To see the opposite direction:

See Lebesgue's Differentiation Theorem for Continuous Functions

Hence $\lim_{\epsilon \rightarrow 0} \frac{1}{\epsilon} \int_{0}^{\epsilon} (f(x+t)-f(x)) dt = 0$.

shows that $\int_{0}^{\epsilon} (f(x+t)-f(x)) dt $ drops atleast as fast as $O(\epsilon)$ as $\epsilon \rightarrow 0$.

Answer 4

Although Rigel’s answer solved the matter brilliantly, I would like to present an alternative solution to this:

Consider the sets $A_{\varepsilon,x} =\{ u > x, \, |f(u)-f(x)| < \varepsilon |u-x|\}.$

Notice that these sets are clearly open, by the continuity of $f$. Also, these sets are nonempty for every $x \in \mathbb{R}$, and $x \in \overline{A}\backslash A$ : indeed, as they are nested in $\varepsilon$, if one of them is empty/does not accumulate around $x$, every other one with $\eta < \varepsilon$ also is.

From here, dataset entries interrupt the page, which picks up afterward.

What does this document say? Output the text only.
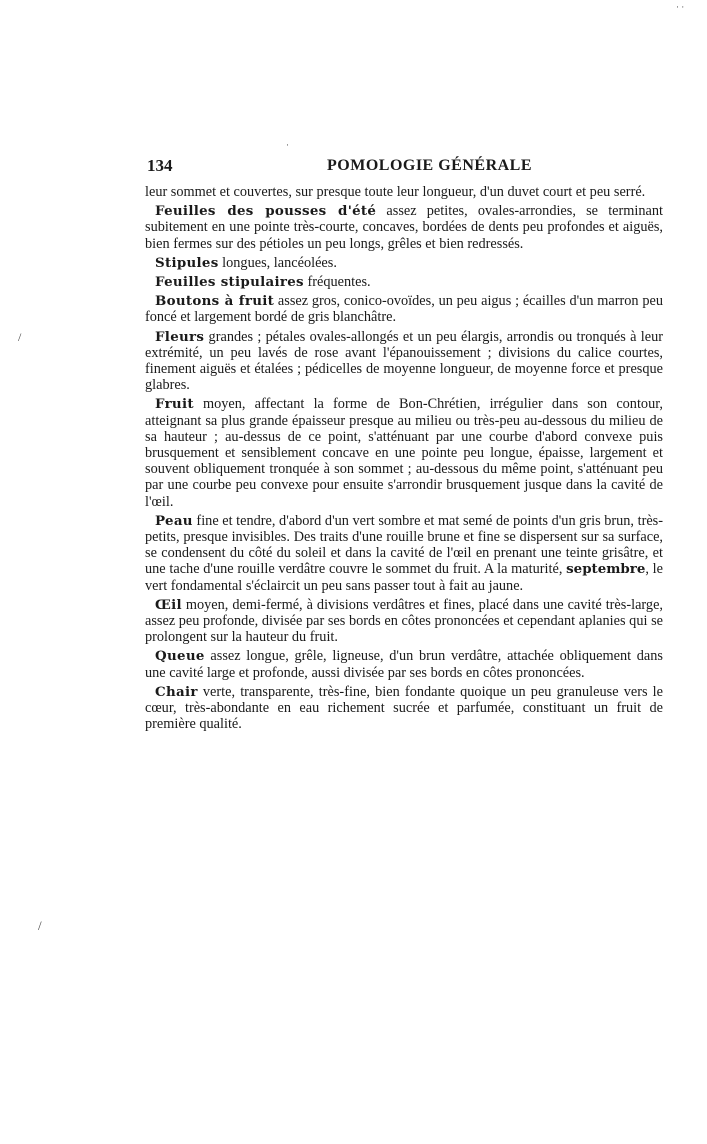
134	POMOLOGIE GÉNÉRALE

leur sommet et couvertes, sur presque toute leur longueur, d'un duvet court et peu serré.

Feuilles des pousses d'été assez petites, ovales-arrondies, se terminant subitement en une pointe très-courte, concaves, bordées de dents peu profondes et aiguës, bien fermes sur des pétioles un peu longs, grêles et bien redressés.

Stipules longues, lancéolées.

Feuilles stipulaires fréquentes.

Boutons à fruit assez gros, conico-ovoïdes, un peu aigus ; écailles d'un marron peu foncé et largement bordé de gris blanchâtre.

Fleurs grandes ; pétales ovales-allongés et un peu élargis, arrondis ou tronqués à leur extrémité, un peu lavés de rose avant l'épanouissement ; divisions du calice courtes, finement aiguës et étalées ; pédicelles de moyenne longueur, de moyenne force et presque glabres.

Fruit moyen, affectant la forme de Bon-Chrétien, irrégulier dans son contour, atteignant sa plus grande épaisseur presque au milieu ou très-peu au-dessous du milieu de sa hauteur ; au-dessus de ce point, s'atténuant par une courbe d'abord convexe puis brusquement et sensiblement concave en une pointe peu longue, épaisse, largement et souvent obliquement tronquée à son sommet ; au-dessous du même point, s'atténuant peu par une courbe peu convexe pour ensuite s'arrondir brusquement jusque dans la cavité de l'œil.

Peau fine et tendre, d'abord d'un vert sombre et mat semé de points d'un gris brun, très-petits, presque invisibles. Des traits d'une rouille brune et fine se dispersent sur sa surface, se condensent du côté du soleil et dans la cavité de l'œil en prenant une teinte grisâtre, et une tache d'une rouille verdâtre couvre le sommet du fruit. A la maturité, septembre, le vert fondamental s'éclaircit un peu sans passer tout à fait au jaune.

Œil moyen, demi-fermé, à divisions verdâtres et fines, placé dans une cavité très-large, assez peu profonde, divisée par ses bords en côtes prononcées et cependant aplanies qui se prolongent sur la hauteur du fruit.

Queue assez longue, grêle, ligneuse, d'un brun verdâtre, attachée obliquement dans une cavité large et profonde, aussi divisée par ses bords en côtes prononcées.

Chair verte, transparente, très-fine, bien fondante quoique un peu granuleuse vers le cœur, très-abondante en eau richement sucrée et parfumée, constituant un fruit de première qualité.

/
/
·
· ·
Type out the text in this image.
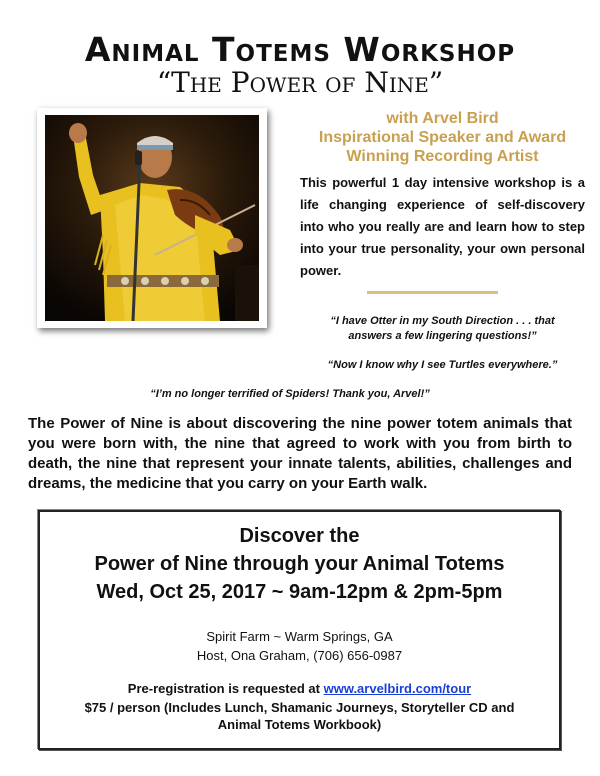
Animal Totems Workshop
“The Power of Nine”
with Arvel Bird
Inspirational Speaker and Award
Winning Recording Artist
This powerful 1 day intensive workshop is a life changing experience of self-discovery into who you really are and learn how to step into your true personality, your own personal power.
“I have Otter in my South Direction . . . that
answers a few lingering questions!”
“Now I know why I see Turtles everywhere.”
“I’m no longer terrified of Spiders! Thank you, Arvel!”
The Power of Nine is about discovering the nine power totem animals that you were born with, the nine that agreed to work with you from birth to death, the nine that represent your innate talents, abilities, challenges and dreams, the medicine that you carry on your Earth walk.
Discover the
Power of Nine through your Animal Totems
Wed, Oct 25, 2017 ~ 9am-12pm & 2pm-5pm
Spirit Farm ~ Warm Springs, GA
Host, Ona Graham, (706) 656-0987
Pre-registration is requested at www.arvelbird.com/tour
$75 / person (Includes Lunch, Shamanic Journeys, Storyteller CD and
Animal Totems Workbook)
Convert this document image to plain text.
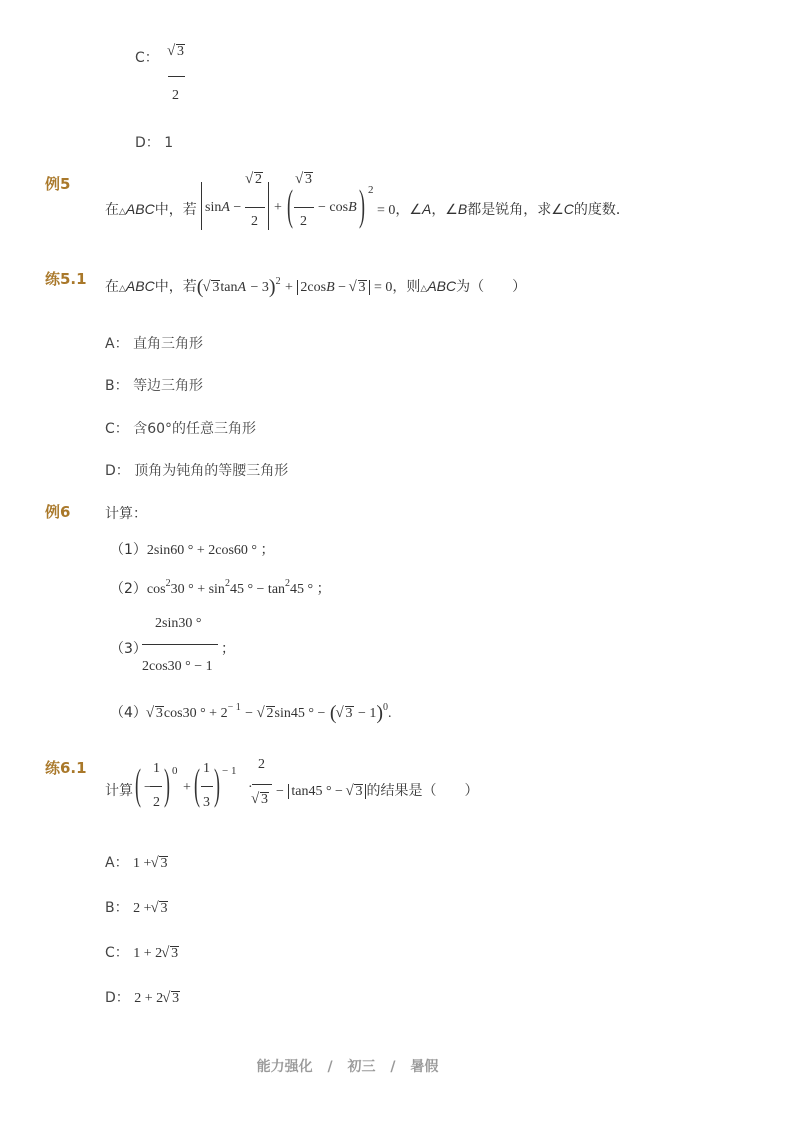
C：	√ 3
2
D： 1
例5
在△ABC中，若 sinA −
√ 2
2
+ (
√ 3
2
− cosB ) 2
= 0，∠A，∠B都是锐角，求∠C的度数．
练5.1 在△ABC中，若( √ 3tanA − 3)$^2$ + 2cosB − √ 3 = 0，则△ABC为（　　）
A： 直角三角形
B： 等边三角形
C： 含60°的任意三角形
D： 顶角为钝角的等腰三角形
例6 计算：
（1）2sin60 ° + 2cos60 ° ；
$(2)\cos^230$ ° + $\sin^245$ ° − $\tan^245$ ° ；
（3）
2sin30 °
2cos30 ° − 1
；
（4） √ 3cos30 ° + $2^{- 1}$ − √ 2sin45 ° − ( √ 3 − 1)$^0$.
练6.1
计算 ( −
1
2 ) 0
+ ( 1
3 ) − 1
·
2
√ 3
− tan45 ° − √ 3 的结果是（　　）
A： 1 + √ 3
B： 2 + √ 3
C： 1 + 2 √ 3
D： 2 + 2 √ 3
能力强化 / 初三 / 暑假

Also, it means that we can assume without loss of generality that all points $y>x$ sufficiently close to $x$ satisfy

$$ f(y) \ge f(x) + \varepsilon(y-x).$$

Plugging this back into the property satisfied by $f$ gives us then a contradiction.

Claim: The set $A_{\varepsilon,x}$ is dense in $(x,+\infty).$

Proof: Suppose its intersection with an interval $(a,b)$ is empty, and consider $ a’ = \sup_{u<b} A_{\varepsilon,x} \le a$. It holds then for this $a’$ that

$$ |f(a’)-f(x)|\le \varepsilon (a’-x).$$

As the set $A_{\delta,a’}, \, \delta < \varepsilon,$ is nonempty and accumulates around $a'$, there is $b’\in (a’,b)$ such that

$$|f(b’)-f(a’)| < \delta(b’-a’).$$

This implies that

$$|f(b’)-f(x)| \le |f(b’)-f(a’)| + |f(a’)-f(x)| < \varepsilon (a’-x) + \delta(b’-a’) < \varepsilon (b’-x),$$

A contradiction to the definition of $a’. \, \square$

Now we finish: as the set $A_{\varepsilon,x}$ is open and dense in $(x,+\infty),$ it means that every point $y \in (x,+\infty)$ satisfies

$$ |f(y)-f(x)| \le \varepsilon(y-x).$$

This implies, in particular, that $f$ is differentiable at $x$ and that $f'(x) = 0.$ As this was valid for all $x \in \mathbb{R},$ we conclude that $f$ is differentiable and $f' =0,$ i.e., $f$ is constant, as desired.